OPPORTUNITIES: The results will help to generate adjunctive immunomodulatory approaches that could be subjected to clinical trials. By targeting redundant inflammatory activation I aim to develop strategies to help support healthy growth of children living in poverty.

IMPACT IN THE ACADEMIC COMMUNITY

Enhancing Knowledge: This Fellowship will enhance our understanding of Environmental Enteric Dysfunction (EED) and the pathogenesis of malnutrition and stunting in resource-limited settings. It has the potential to provide direct mechanistic data that could dramatically shift the prevention/treatment landscape and open up a new area of clinical investigation (immunomodulation) within 5 years. Knowledge and conceptual impacts will be delivered by peer-reviewed publication, presentation of research outputs at International conferences, and via press releases.

New Methodologies: The Fellowship will involve the development and refinement of a new method of studying intestinal barrier function in vitro (using intestinal epithelial monolayers with autologous/homologous lamina propria leukocytes and microbiota). This method has potential impact far beyond EED, because intestinal barrier dysfunction has been implicated (with varying levels of evidence) in the pathogenesis of a wide array of intestinal and systemic inflammatory diseases, allergy, and gastrointestinal neoplasia. The method will be written up as a stand-alone open access methods paper and published with raw participant-level data where appropriate alongside full laboratory protocols in order to encourage and enhance uptake of the techniques by other researchers.

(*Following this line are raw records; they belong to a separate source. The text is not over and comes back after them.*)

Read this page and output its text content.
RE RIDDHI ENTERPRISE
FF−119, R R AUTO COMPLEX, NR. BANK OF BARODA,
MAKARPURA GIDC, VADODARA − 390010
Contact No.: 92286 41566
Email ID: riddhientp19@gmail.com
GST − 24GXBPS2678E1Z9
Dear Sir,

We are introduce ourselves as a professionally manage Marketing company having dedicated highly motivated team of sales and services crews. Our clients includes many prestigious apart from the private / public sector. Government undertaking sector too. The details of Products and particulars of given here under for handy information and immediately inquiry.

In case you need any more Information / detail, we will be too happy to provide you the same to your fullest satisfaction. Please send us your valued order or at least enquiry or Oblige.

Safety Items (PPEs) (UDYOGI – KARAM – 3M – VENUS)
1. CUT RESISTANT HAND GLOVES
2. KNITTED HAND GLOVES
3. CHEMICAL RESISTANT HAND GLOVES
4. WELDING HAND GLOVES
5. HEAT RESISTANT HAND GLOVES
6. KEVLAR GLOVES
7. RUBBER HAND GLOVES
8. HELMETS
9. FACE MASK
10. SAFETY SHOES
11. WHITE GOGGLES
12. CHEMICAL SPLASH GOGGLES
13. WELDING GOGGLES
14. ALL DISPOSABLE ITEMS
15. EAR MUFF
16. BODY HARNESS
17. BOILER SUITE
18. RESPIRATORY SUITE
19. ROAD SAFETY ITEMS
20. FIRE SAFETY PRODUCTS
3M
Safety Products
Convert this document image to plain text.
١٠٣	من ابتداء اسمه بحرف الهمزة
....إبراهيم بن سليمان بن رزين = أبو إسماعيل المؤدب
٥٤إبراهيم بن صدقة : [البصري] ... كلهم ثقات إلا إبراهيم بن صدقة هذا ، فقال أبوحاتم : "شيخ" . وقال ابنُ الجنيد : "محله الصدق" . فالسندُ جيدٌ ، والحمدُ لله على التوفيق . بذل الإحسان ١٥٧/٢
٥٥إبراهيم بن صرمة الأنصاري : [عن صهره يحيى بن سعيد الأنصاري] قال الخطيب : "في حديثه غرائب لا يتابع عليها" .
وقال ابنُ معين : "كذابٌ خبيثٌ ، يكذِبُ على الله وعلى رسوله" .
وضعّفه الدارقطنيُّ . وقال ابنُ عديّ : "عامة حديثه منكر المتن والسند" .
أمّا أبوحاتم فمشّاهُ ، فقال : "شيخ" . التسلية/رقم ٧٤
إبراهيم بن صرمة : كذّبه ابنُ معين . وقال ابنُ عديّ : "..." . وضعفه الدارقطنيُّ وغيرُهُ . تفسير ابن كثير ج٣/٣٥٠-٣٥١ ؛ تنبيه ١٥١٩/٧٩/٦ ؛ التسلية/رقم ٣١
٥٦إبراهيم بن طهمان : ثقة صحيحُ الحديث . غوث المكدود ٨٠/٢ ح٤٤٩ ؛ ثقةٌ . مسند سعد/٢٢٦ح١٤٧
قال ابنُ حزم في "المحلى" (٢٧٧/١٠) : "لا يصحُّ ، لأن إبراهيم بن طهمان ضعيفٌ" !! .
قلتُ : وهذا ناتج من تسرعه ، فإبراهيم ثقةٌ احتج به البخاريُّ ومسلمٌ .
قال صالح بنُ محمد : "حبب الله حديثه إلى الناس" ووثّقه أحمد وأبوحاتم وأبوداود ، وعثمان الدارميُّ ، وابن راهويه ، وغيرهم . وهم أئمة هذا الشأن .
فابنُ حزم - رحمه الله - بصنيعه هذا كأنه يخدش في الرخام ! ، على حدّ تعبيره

Creation of Resources: While this Fellowship is not designed or expected to produce large datasets that would be subject to mandatory deposition, I understand the value of publishing raw data as a resource for other scientists to use, for example to conduct sample size analyses. I am committed to full scientific transparency and where possible will publish all relevant raw data (appropriately anonymised in the case of human work) as supplementary materials to research outputs (and published simultaneously) in order to allow free access for secondary analyses.

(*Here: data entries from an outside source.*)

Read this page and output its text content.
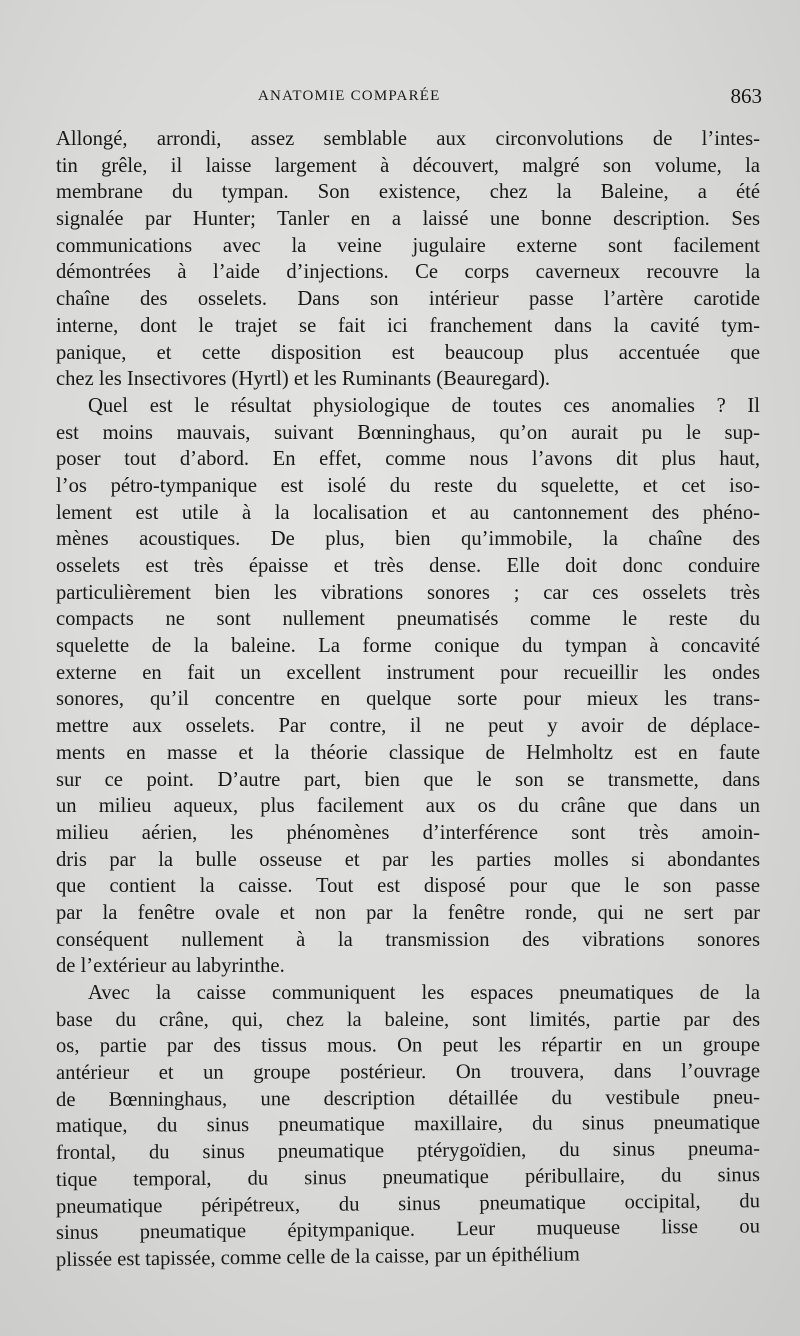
ANATOMIE COMPARÉE	863
Allongé, arrondi, assez semblable aux circonvolutions de l’intes-
tin grêle, il laisse largement à découvert, malgré son volume, la
membrane du tympan. Son existence, chez la Baleine, a été
signalée par Hunter; Tanler en a laissé une bonne description. Ses
communications avec la veine jugulaire externe sont facilement
démontrées à l’aide d’injections. Ce corps caverneux recouvre la
chaîne des osselets. Dans son intérieur passe l’artère carotide
interne, dont le trajet se fait ici franchement dans la cavité tym-
panique, et cette disposition est beaucoup plus accentuée que
chez les Insectivores (Hyrtl) et les Ruminants (Beauregard).
Quel est le résultat physiologique de toutes ces anomalies ? Il
est moins mauvais, suivant Bœnninghaus, qu’on aurait pu le sup-
poser tout d’abord. En effet, comme nous l’avons dit plus haut,
l’os pétro-tympanique est isolé du reste du squelette, et cet iso-
lement est utile à la localisation et au cantonnement des phéno-
mènes acoustiques. De plus, bien qu’immobile, la chaîne des
osselets est très épaisse et très dense. Elle doit donc conduire
particulièrement bien les vibrations sonores ; car ces osselets très
compacts ne sont nullement pneumatisés comme le reste du
squelette de la baleine. La forme conique du tympan à concavité
externe en fait un excellent instrument pour recueillir les ondes
sonores, qu’il concentre en quelque sorte pour mieux les trans-
mettre aux osselets. Par contre, il ne peut y avoir de déplace-
ments en masse et la théorie classique de Helmholtz est en faute
sur ce point. D’autre part, bien que le son se transmette, dans
un milieu aqueux, plus facilement aux os du crâne que dans un
milieu aérien, les phénomènes d’interférence sont très amoin-
dris par la bulle osseuse et par les parties molles si abondantes
que contient la caisse. Tout est disposé pour que le son passe
par la fenêtre ovale et non par la fenêtre ronde, qui ne sert par
conséquent nullement à la transmission des vibrations sonores
de l’extérieur au labyrinthe.
Avec la caisse communiquent les espaces pneumatiques de la
base du crâne, qui, chez la baleine, sont limités, partie par des
os, partie par des tissus mous. On peut les répartir en un groupe
antérieur et un groupe postérieur. On trouvera, dans l’ouvrage
de Bœnninghaus, une description détaillée du vestibule pneu-
matique, du sinus pneumatique maxillaire, du sinus pneumatique
frontal, du sinus pneumatique ptérygoïdien, du sinus pneuma-
tique temporal, du sinus pneumatique péribullaire, du sinus
pneumatique péripétreux, du sinus pneumatique occipital, du
sinus pneumatique épitympanique. Leur muqueuse lisse ou
plissée est tapissée, comme celle de la caisse, par un épithélium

Individuals and skills. Experience and training during the Fellowship will increase academic competitiveness of myself and collaborating researchers. The long-term appointment of a Zambian national as research assistant (and hopefully PhD candidate) will enhance scientific capacity in Zambia.

ECONOMIC AND SOCIETAL IMPACTS

Changing policy: As described above, this research could have significant implications for our understanding of conditions with high prevalence and of great importance to health (particularly child health) in resource-limited settings. An open approach to data deposition and dissemination will help in the development of clinical trials based on my findings that could have health policy implications. Over the period of the Fellowship and beyond (2-10 years) I will engage with global health organisations like WHO and UNICEF to ensure that policy implications of my work are fully explored.

Health and wellbeing: I hope this research can be used to support the development of new strategies to prevent and treat EED and malnutrition. Clinically-applicable outputs may be available within 10 years and might help to address a number of UN Sustainable Development Goals, most notably the commitments to end poverty, hunger, and to improve health and wellbeing of populations around the world.

Ethical society: The development of an in vitro system to conduct mechanism-directed work on intestinal barrier function with human samples will help towards the aim of reducing, refining and replacing the use of animals in biomedical research.

Wealth creation: The research will showcase internationally competitive and innovative science originating from a UK centre, encouraging investment from academic, charitable and commercial sectors. The international collaborations developed will help to position UK researchers for investment opportunities from non-UK funding agencies within 5 years.